ОБ АВТОРЕ

Изабелла Юрьевна Бочкарева

- Isabo -


Isabo в Москве

Художник,
дизайнер,
модельер,
поэт,
переводчик.

Коренная москвичка,
однако жить предпочитает в деревне.


Isabo в деревне

Анкетные данные и послужной список -
что они могут сказать о поэте и художнике?
Художник - это образ жизни и работы.
Об этом и пойдет речь ниже, в наших текстах.


Isabo и автор этой публикации

 

Оглавление


Вместо биографии.

        Рисовать Изабелла начала, как и все, в детстве, но не бросила это занятие и повзрослев. Однако довольно долго краски и рукоделие оставались только хобби на фоне профессиональной литературной работы. Владея шестью языками, Изабелла переводит английскую, шведскую, датскую, норвежскую, исландскую поэзию и прозу (см. Библиография ). В частности, ею переведена "Аниара" - знаменитый космический эпос шведского лауреата Нобелевской премии Харри Мартинсона - и стихи замечательной поэтессы начала века Эдит Седергран.

        Многое изменилось в тот год, когда Isabo приехала на Красную Гору и поселилась там. С этого момента художество и рукоделие постепенно становятся основным делом жизни. И это не удивительно для тех, кто знает собственные стихи Изабеллы Бочкаревой - стихи живописца и графика, наполненные светом и цветом.

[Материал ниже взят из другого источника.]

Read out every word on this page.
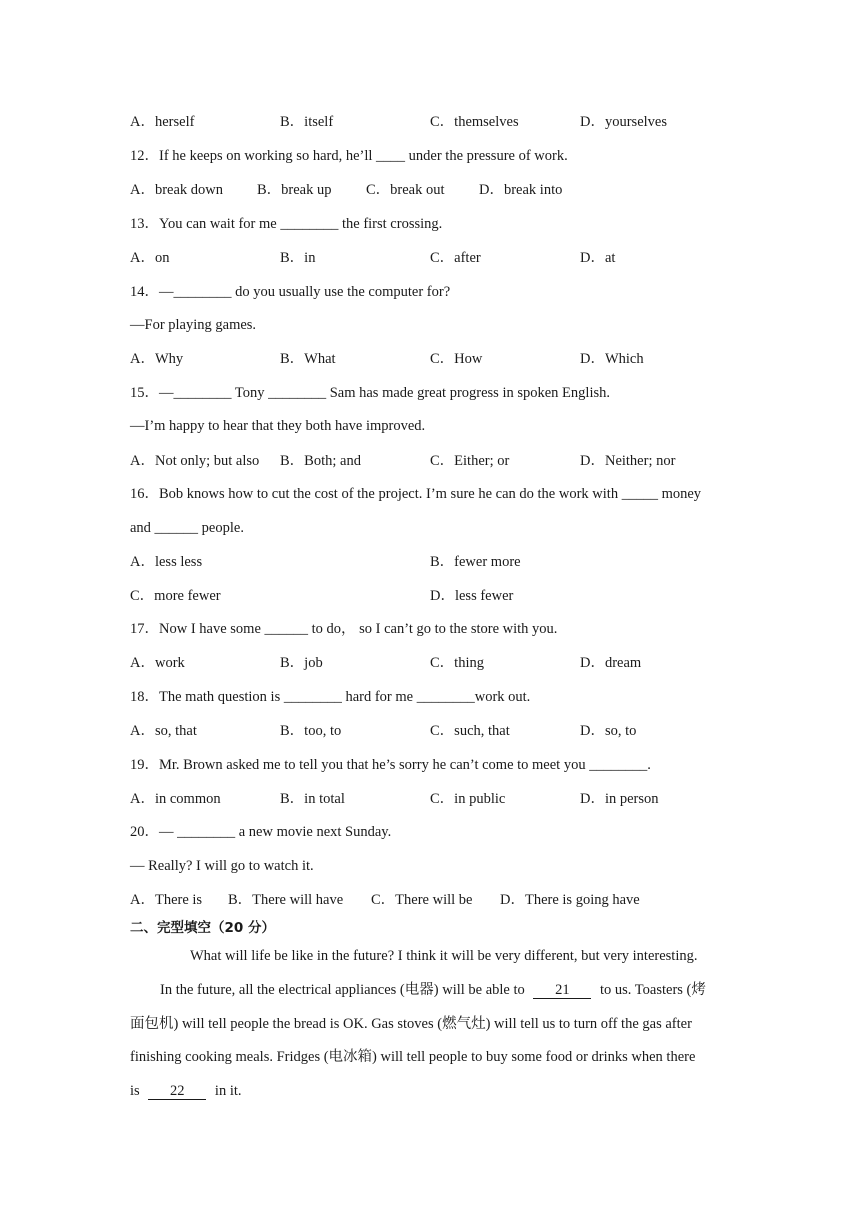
A．herself	B．itself	C．themselves	D．yourselves
12．If he keeps on working so hard, he’ll ____ under the pressure of work.
A．break down B．break up C．break out D．break into
13．You can wait for me ________ the first crossing.
A．on	B．in	C．after	D．at
14．—________ do you usually use the computer for?
—For playing games.
A．Why	B．What	C．How	D．Which
15．—________ Tony ________ Sam has made great progress in spoken English.
—I’m happy to hear that they both have improved.
A．Not only; but also B．Both; and	C．Either; or	D．Neither; nor
16．Bob knows how to cut the cost of the project. I’m sure he can do the work with _____ money
and ______ people.
A．less less	B．fewer more
C．more fewer	D．less fewer
17．Now I have some ______ to do， so I can’t go to the store with you.
A．work	B．job	C．thing	D．dream
18．The math question is ________ hard for me ________work out.
A．so, that	B．too, to	C．such, that	D．so, to
19．Mr. Brown asked me to tell you that he’s sorry he can’t come to meet you ________.
A．in common	B．in total	C．in public	D．in person
20．— ________ a new movie next Sunday.
— Really? I will go to watch it.
A．There is B．There will have C．There will be D．There is going have
二、完型填空（20 分）
What will life be like in the future? I think it will be very different, but very interesting.
In the future, all the electrical appliances (电器) will be able to 21 to us. Toasters (烤
面包机) will tell people the bread is OK. Gas stoves (燃气灶) will tell us to turn off the gas after
finishing cooking meals. Fridges (电冰箱) will tell people to buy some food or drinks when there
is 22 in it.
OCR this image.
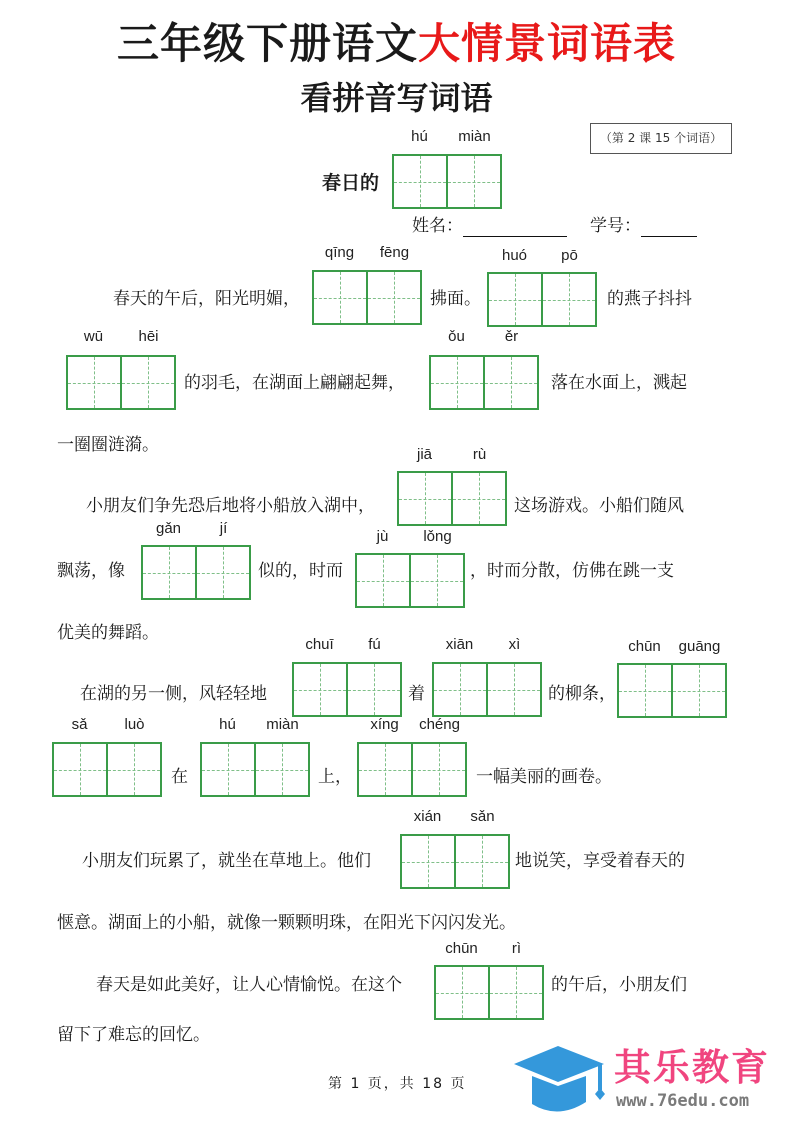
三年级下册语文大情景词语表
看拼音写词语
（第 2 课 15 个词语）
hú	miàn
春日的
姓名：	学号：
qīng	fēng	huó	pō
春天的午后，阳光明媚，	拂面。	的燕子抖抖
wū	hēi	ǒu	ěr
的羽毛，在湖面上翩翩起舞，	落在水面上，溅起
一圈圈涟漪。	jiā	rù
小朋友们争先恐后地将小船放入湖中，	这场游戏。小船们随风
gǎn	jí	jù	lǒng
飘荡，像	似的，时而	，时而分散，仿佛在跳一支
优美的舞蹈。
chuī	fú	xiān	xì	chūn	guāng
在湖的另一侧，风轻轻地	着	的柳条，
sǎ	luò	hú	miàn	xíng	chéng
在	上，	一幅美丽的画卷。
xián	sǎn
小朋友们玩累了，就坐在草地上。他们	地说笑，享受着春天的
惬意。湖面上的小船，就像一颗颗明珠，在阳光下闪闪发光。
chūn	rì
春天是如此美好，让人心情愉悦。在这个	的午后，小朋友们
留下了难忘的回忆。
第 1 页，共 18 页	其乐教育
www.76edu.com
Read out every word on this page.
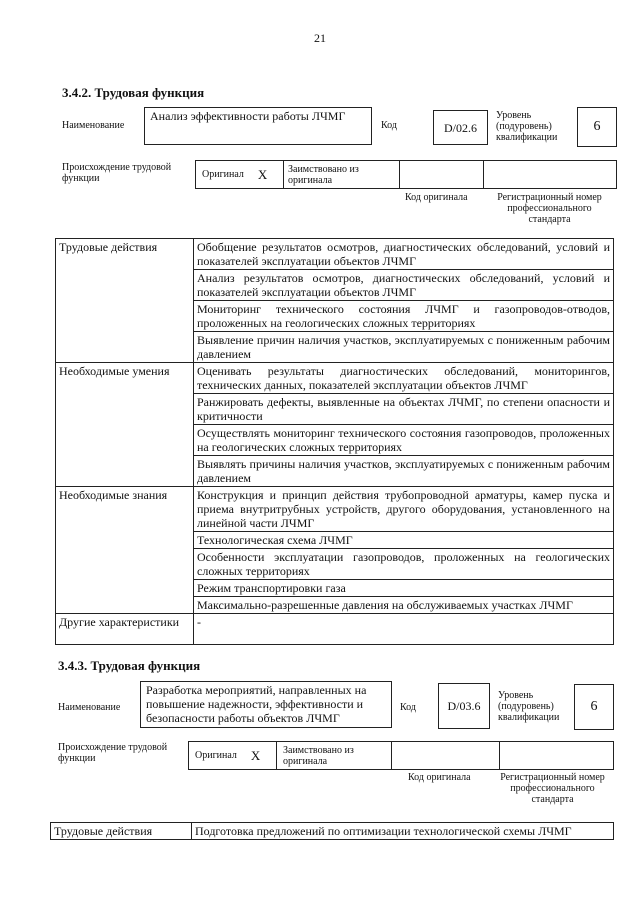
21
3.4.2. Трудовая функция
Наименование
Анализ эффективности работы ЛЧМГ
Код	D/02.6
Уровень (подуровень) квалификации
6
Происхождение трудовой функции	Оригинал X Заимствовано из оригинала
Код оригинала	Регистрационный номер профессионального стандарта
Трудовые действия	Обобщение результатов осмотров, диагностических обследований, условий и показателей эксплуатации объектов ЛЧМГ
	Анализ результатов осмотров, диагностических обследований, условий и показателей эксплуатации объектов ЛЧМГ
	Мониторинг технического состояния ЛЧМГ и газопроводов-отводов, проложенных на геологических сложных территориях
	Выявление причин наличия участков, эксплуатируемых с пониженным рабочим давлением
Необходимые умения	Оценивать результаты диагностических обследований, мониторингов, технических данных, показателей эксплуатации объектов ЛЧМГ
	Ранжировать дефекты, выявленные на объектах ЛЧМГ, по степени опасности и критичности
	Осуществлять мониторинг технического состояния газопроводов, проложенных на геологических сложных территориях
	Выявлять причины наличия участков, эксплуатируемых с пониженным рабочим давлением
Необходимые знания	Конструкция и принцип действия трубопроводной арматуры, камер пуска и приема внутритрубных устройств, другого оборудования, установленного на линейной части ЛЧМГ
	Технологическая схема ЛЧМГ
	Особенности эксплуатации газопроводов, проложенных на геологических сложных территориях
	Режим транспортировки газа
	Максимально-разрешенные давления на обслуживаемых участках ЛЧМГ
Другие характеристики	-
3.4.3. Трудовая функция
Наименование
Разработка мероприятий, направленных на повышение надежности, эффективности и безопасности работы объектов ЛЧМГ
Код	D/03.6
Уровень (подуровень) квалификации
6
Происхождение трудовой функции	Оригинал X Заимствовано из оригинала
Код оригинала	Регистрационный номер профессионального стандарта
Трудовые действия	Подготовка предложений по оптимизации технологической схемы ЛЧМГ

        С той поры год для нее делится на два сезона: первый - красногорский, который и есть жизнь, второй же - московский, который состоит из воспоминаний о минувшей и ожиданий грядущей жизни.
        Однако и та и, другая половина года равно наполнены работой. На Красной Горе, в основном, живопись и рисование, особенно, ранней весной и осенью, весной же и летом, и осенью - огород, сад, цветник, а еще - керамика и плетение, и вязание, и... смотрение, созерцание прозапас (и если кто думает, что созерцание - не работа, но безделье, пусть попробует вглядеться в желтую листву и увидеть в ней оттенки фиолетового; есть об этом состоянии и стихи - прочтите их); в Москве же - шитье, вязание, плетение и работы, которым не знаю другого имени, кроме как делание вещей, или предметов - будь то одежда, лоскутные покрывала, панно, куклы или украшения. Каждая вещь творится из материалов самых разных и неожиданных, для каждой придумывается своя технология. И, естественно, ни одна из вещей не повторяется - даже при желании повторить ее невозможно. Вообще, к рукодельным работам Isabo в полной мере относятся ахматовское определение: "Когда б вы знали, из какого сора растут стихи, не ведая стыда..."
       

        И еще несколько слов о стилях работ Isabo , которые, кажется, напрямую связаны с образами жизни и внутренней биографией художника.
        Первым по хронологии, а не по главенству, назову, пожалуй, стиль артистический, который чаще всего встречается в одежде и в декоративных панно. Стиль этот восходит к "Миру искусства" и к истокам этого течения - европейской культуре средних веков, Возрождения, семнадцатого и восемнадцатого столетий; в живописи и графике Isabo он включает в себя и импрессионизм - одним словом, это та культурная почва, которая дана была в детстве и на которой произросло все остальное. (Этому пласту в работах Isabo посвящена статья Виктора Соловьева.)
        Другой стиль - варварский, он же - минимальный, хотя названия не отражают сути. Он очевиден в таких "грубых" украшениях, как "Бусы", встречается в тончайших пастелях и в деревенских интерьерах, написанных маслом, однако присутствует и в "артистических" панно. Приближаясь к примитиву, эти работы никогда не переступают его грани. По той простой причине, что не примитивизм лежит в основе этого стиля, а, напротив, утонченная и глубоко философская культура Дальнего Востока. Стремление к естественности, любование материалом и природной формой - это от Японии; обобщенность и лаконичность в пустоте - это от Китая (сравни пастель " Туманный день " и масло " Веранда ").
        И наконец, третий, всеобъемлющий стиль, который я именую крестьянским. Он присутствует, если не главенствует, во всех работах Isabo . И коль скоро в одежде, в лоскутных покрывалах , в декоре он явно читается по фольклорным, не обязательно русским, мотивам, то в других вещах порой присутствует незримо - как образ жизни, как мироощущение и способ мироприятия - как душа. По существу, можно сказать, что это - отсутствие стиля, коль скоро стиль - совокупность приемов, обозначающих индивидуальность художника, это отказ от себя ради того мгновения красоты, которое просится быть запечатленным. И только поэтому предметы, изображаемые на картоне или холсте, обретают свою собственную, независимую от воли художника жизнь.
        То же самое происходит со словами в настоящее поэзии. Так что можно сказать, что каждая работа Isabo-художника - это стихотворение в цвете и линии.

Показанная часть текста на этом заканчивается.